盈天地皆心也,變化不測,不能不萬殊。心無本體,工夫所至,即其本體。故窮理者,窮此心之萬殊,非窮萬物之萬殊也。
是以古之君子寧鑿五丁之間道,不假邯鄲之野馬,故其途亦不得不殊。奈何今之君子必欲出於一途,使美厥靈根者化為焦芽絕港。夫先儒之語錄,人人不同,隻是印我之心體變動不居,若執定成局,終是受用不得。

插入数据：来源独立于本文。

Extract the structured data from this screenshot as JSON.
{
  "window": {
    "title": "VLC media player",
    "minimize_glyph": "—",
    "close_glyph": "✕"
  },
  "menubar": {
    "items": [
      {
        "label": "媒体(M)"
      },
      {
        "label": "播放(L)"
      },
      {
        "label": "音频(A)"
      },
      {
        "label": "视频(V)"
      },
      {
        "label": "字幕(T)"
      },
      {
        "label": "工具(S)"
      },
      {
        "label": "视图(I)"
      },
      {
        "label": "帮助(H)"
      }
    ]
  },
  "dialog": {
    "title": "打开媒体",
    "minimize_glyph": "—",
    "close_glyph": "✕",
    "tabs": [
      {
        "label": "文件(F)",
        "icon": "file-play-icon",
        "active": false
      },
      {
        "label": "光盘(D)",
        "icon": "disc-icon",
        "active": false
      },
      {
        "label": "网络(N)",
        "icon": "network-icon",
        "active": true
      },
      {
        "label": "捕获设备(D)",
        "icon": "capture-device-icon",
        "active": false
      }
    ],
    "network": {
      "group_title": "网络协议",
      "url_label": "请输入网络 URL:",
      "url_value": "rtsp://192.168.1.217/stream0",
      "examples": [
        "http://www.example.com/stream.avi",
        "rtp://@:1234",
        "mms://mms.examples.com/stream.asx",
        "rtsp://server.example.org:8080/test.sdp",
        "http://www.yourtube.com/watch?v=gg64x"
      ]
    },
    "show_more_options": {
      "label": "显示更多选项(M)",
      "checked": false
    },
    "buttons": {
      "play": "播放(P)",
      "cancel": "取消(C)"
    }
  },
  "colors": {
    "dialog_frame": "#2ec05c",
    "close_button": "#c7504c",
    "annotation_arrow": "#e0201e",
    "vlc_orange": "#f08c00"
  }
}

此無他,修德而後可講學。今講學而不修德,又何怪其舉一而廢百乎?時風愈下,兔園稱儒,實老生之變相;坊人詭計,借名母以行書。誰立廟庭之中正?九品參差;大類釋氏之源流,五宗水火。遂使杏壇塊土為一哄之市,可哀也夫!
羲幼遭家難,先師蕺山先生視羲如子。扶危定傾,日聞緒言。小子矍矍,夢奠之後,始從遺書得其宗旨,而同門之友多歸忠節。歲己酉,毘陵鄆仲升來越,著《劉子節要》。仲升,先師之高第弟子也。
書成,羲送之江幹,仲升執手丁寧曰:“今日知先師之學者,惟吾與子兩人,議論不容不歸一。惟於先師言意所在,宜稍為通融。”
羲曰:“先師所以異於諸儒者,正在於意,寧可不為發明?”仲升欲羲敘其《節要》,羲終不敢。是則仲升於殊途百慮之學,尚有成局之未化也。
羲為《明儒學案》,上下諸先生,深淺各得,醇疵互見,要皆功力所至,竭其心之萬殊者而後成家,未嚐以懵懂精神冒人糟粕。
於是為之分源別派,使其宗旨曆然。由是而之焉,固聖人之耳目也。間有發明,一本之先師,非敢有所增損其間。此猶中衢之罇,後人但持瓦甌樿杓,隨意取之,無有不滿腹者矣。
書成於丙辰之後,中州許酉山暨萬貞一各刻數卷,而未竣其事。然鈔本流傳,頗為好學者所識。往時湯公潛庵有雲:“《學案》宗旨雜越,苟善讀之,未始非一貫。”此陳介眉所傳述語也。